И вдруг где-то внизу грянули медные тарелки, рассыпалась дробь барабанов, а потом взвыли дудки. Витек глянул с высоты, словно ястреб, на предместье, приросшее к улице Дольной, той, что началась где-то под Новой Вилейкой. А по этой песчаной улице в город въезжал Тринадцатый полк улан, называемый татарским. Впереди, сразу же за бунчуком из бело-красного волоса, плавно шел полковой оркестр на сивых лошадях. Легкий ветерок уже трепал двухцветный конский хвост на бунчуке, заменяющем знамя. Музыканты энергично дули в свои трубы, флейты, окарины и свистульки. Долину незамедлительно заполнила до краев свирепая, скрежещущая музыка.

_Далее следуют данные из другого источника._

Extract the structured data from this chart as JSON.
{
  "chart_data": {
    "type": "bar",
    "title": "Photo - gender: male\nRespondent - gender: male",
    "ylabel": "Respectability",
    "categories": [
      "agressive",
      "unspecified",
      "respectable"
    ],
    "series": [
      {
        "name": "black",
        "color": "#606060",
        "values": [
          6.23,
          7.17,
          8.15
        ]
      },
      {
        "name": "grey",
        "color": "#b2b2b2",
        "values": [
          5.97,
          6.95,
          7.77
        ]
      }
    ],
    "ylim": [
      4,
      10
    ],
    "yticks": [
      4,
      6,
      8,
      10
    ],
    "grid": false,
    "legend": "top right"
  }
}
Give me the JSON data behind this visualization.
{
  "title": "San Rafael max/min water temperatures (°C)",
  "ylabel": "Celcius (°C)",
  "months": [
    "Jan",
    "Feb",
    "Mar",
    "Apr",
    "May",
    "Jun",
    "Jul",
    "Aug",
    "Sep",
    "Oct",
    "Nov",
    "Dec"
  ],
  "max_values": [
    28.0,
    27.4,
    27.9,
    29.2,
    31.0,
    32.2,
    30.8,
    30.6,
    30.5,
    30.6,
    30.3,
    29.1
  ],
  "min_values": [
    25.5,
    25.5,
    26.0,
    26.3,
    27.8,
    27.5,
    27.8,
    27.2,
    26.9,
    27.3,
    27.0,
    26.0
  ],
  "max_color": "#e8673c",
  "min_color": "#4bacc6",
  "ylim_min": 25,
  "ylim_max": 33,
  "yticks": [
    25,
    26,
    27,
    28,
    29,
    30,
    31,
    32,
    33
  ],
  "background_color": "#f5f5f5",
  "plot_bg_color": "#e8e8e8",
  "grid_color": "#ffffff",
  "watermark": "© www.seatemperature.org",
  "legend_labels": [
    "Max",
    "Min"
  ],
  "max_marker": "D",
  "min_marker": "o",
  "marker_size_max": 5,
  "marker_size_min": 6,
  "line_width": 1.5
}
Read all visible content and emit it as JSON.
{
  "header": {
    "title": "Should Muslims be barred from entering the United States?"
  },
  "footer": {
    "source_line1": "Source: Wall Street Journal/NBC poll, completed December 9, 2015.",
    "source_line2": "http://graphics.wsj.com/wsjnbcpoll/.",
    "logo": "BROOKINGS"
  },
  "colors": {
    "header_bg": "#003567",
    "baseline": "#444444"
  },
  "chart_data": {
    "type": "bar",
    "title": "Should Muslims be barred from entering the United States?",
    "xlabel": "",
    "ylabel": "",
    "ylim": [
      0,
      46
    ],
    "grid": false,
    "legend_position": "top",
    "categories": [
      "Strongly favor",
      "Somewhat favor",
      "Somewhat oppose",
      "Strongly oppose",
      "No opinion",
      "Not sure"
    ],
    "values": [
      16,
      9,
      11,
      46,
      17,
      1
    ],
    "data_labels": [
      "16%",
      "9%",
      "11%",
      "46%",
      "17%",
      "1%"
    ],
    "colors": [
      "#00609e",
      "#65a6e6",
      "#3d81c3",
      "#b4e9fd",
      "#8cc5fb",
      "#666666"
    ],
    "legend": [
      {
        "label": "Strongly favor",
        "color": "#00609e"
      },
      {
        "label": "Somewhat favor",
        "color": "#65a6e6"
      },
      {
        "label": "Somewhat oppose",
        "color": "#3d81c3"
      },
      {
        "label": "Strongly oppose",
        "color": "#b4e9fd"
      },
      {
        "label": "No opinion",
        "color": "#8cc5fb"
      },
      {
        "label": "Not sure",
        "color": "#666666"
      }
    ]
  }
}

За оркестром ехали шагом эскадроны, каждый на лошадях иной масти. И улица эта словно бы показала десны. Хотя это были всего лишь розовые околыши уланских конфедераток. Потом ветер заиграл и уланскими флюгерами на пиках. Улица исчезла в трепетном плеске веселых красок. И Витеку подумалось, что над весенним лугом проносится первый порыв нежданной бури.

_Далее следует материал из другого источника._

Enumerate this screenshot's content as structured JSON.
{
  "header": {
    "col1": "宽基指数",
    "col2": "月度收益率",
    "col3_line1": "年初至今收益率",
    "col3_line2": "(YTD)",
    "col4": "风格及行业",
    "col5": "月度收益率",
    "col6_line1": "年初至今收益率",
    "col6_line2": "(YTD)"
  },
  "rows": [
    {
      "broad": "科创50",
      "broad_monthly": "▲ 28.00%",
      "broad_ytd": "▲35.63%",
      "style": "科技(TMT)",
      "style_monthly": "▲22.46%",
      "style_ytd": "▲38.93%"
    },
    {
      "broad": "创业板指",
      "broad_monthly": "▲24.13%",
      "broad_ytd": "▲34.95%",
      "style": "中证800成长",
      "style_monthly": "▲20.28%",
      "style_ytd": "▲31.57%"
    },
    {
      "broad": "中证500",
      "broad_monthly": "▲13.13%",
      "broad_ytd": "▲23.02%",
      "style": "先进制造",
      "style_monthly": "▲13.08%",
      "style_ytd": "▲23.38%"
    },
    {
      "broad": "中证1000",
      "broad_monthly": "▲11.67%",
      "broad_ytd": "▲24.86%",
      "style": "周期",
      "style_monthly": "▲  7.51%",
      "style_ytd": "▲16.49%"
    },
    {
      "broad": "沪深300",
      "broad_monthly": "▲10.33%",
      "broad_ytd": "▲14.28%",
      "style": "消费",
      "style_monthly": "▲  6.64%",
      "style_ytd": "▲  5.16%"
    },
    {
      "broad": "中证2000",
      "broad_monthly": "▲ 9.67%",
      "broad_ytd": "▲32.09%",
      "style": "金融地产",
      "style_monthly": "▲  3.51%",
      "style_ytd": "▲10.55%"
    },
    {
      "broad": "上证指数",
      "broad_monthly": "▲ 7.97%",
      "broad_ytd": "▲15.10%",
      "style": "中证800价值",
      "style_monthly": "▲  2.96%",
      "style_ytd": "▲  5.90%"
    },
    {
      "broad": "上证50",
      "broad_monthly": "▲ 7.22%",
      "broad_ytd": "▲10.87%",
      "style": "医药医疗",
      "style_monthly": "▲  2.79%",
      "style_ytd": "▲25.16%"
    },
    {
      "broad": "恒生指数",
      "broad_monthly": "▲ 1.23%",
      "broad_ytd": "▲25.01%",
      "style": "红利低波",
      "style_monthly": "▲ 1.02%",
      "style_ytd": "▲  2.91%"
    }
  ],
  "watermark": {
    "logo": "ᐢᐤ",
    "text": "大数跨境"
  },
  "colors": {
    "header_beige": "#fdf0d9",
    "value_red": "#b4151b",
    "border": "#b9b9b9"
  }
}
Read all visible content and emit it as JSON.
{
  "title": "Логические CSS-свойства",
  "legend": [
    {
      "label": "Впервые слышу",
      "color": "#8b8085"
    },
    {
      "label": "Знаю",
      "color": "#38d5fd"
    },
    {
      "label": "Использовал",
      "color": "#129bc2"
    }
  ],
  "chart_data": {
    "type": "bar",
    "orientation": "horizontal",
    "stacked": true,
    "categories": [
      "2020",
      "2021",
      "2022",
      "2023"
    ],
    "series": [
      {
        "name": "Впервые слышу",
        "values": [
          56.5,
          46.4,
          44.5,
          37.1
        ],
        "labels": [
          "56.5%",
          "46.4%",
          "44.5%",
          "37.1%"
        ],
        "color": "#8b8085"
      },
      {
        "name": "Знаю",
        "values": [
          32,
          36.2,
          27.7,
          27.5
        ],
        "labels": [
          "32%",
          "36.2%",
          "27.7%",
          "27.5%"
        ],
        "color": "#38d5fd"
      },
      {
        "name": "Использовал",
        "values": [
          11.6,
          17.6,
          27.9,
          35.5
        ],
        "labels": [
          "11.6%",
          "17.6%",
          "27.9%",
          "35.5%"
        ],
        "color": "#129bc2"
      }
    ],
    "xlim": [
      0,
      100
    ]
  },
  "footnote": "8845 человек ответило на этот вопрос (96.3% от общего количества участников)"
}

Костельный колокол дожидался, пока пройдут войска. Однако из зелени перелесков у самого подножья горизонта высыпали все новые и новые эскадроны. И колокол неожиданно зазвучал на поразительно высокой ноте, с трудом пробиваясь сквозь азиатскую музыку. Нетерпеливо зачастил, низвергая отчаянно-стремительную россыпь жалостливых ударов. Завязалась борьба за власть над долиной между татарским оркестром и колоколом католического костела.

И тут Витек увидал на крыльце виллы полковника. Во вчерашнем мундире с наградами в несколько рядов. Он неотрывно смотрел на Витека, а Витек смотрел на него, и походили они на двух птиц, гипнотизирующих друг друга перед схваткой.

Полковник медленно, не поворачивая головы, попятился к дверям холла. Мелкими, почти незаметными шагами, расставив руки, как крылья. Остановился на пороге. И все глядел напряженно на Витека, смотрел странно, исподлобья, вероятно боясь потерять его из виду. Потом он исчез во тьме холла и столь же внезапно выскочил на крыльцо. Теперь уже с двустволкой в руках. И начал прицеливаться. У Витека мурашки побежали по спине. Ему захотелось уменьшиться, превратиться в гнома. Хотя продолжалось это, пожалуй, не более секунды. Витек вздохнул, выпрямился, гимназическая шинель поползла с плеч.

– Во имя Отца и Сына и Святого Духа, – зашептал он, не шевеля губами.

И тут полыхнул багряно конец одного из стволов, хлестнуло по листьям кустарника, как внезапным градом, и все заглушил ужасающий грохот двустволки. Витек мысленно распластался на земле. Однако он продолжал стоять, сгорбившись, среди деревьев, до боли зажмурив глаза.

Кто-то закричал в холле, полковник оглянулся, чтобы попугать кого-то оружием, а когда крик оборвался под стремительный топот ног, нашел взглядом Витека и опять вскинул двустволку.

– Во имя Отца и Сына, – снова зашептал Витек.

Хотел о чем-то подумать, может, в чем-то поклясться и не успел, ибо снова полыхнуло, на сей раз из другого ствола. Сдуло свежие листья с деревьев и сухие – с земли. Чудовищный грохот разорвал воздух, наполненный какофонией звуков.

Витек ждал, но ничего больше не произошло. Осторожно открыл глаза. Полковника на крыльце не было. Снизу доносился лишь голос татарского оркестра. Костельный колокол уступил поле боя. Снова появились веселые бабочки, не потерявшие интереса к лесным цветам и травам.

Витек повертел головой, пошевелил руками. Боли не почувствовал. И тогда двинулся в обход оврага к ограде виллы. Остановился у ржавой сетки. Поднял руки, вцепился пальцами в шероховатые ячейки. И в этой позе позволил себе отдохнуть.

Потом он наблюдал церемонию отъезда полковника Наленча. На этот раз «фиат» покатил в сторону Вильно. Доктор на ходу высунулся из окна машины и погрозил Витеку кулаком.

Дом был мертв, как и вчера. Земля источала расслабляющий зной. В высокой траве ожили кузнечики. Позади Витека пытался раскачаться настывший за ночь лес.

Скрипнула дверь. На крыльцо воровато выскользнул кузен Сильвек. Осторожно огляделся и побежал к калитке. Не застегнутые внизу брюки гольф путались у него в ногах.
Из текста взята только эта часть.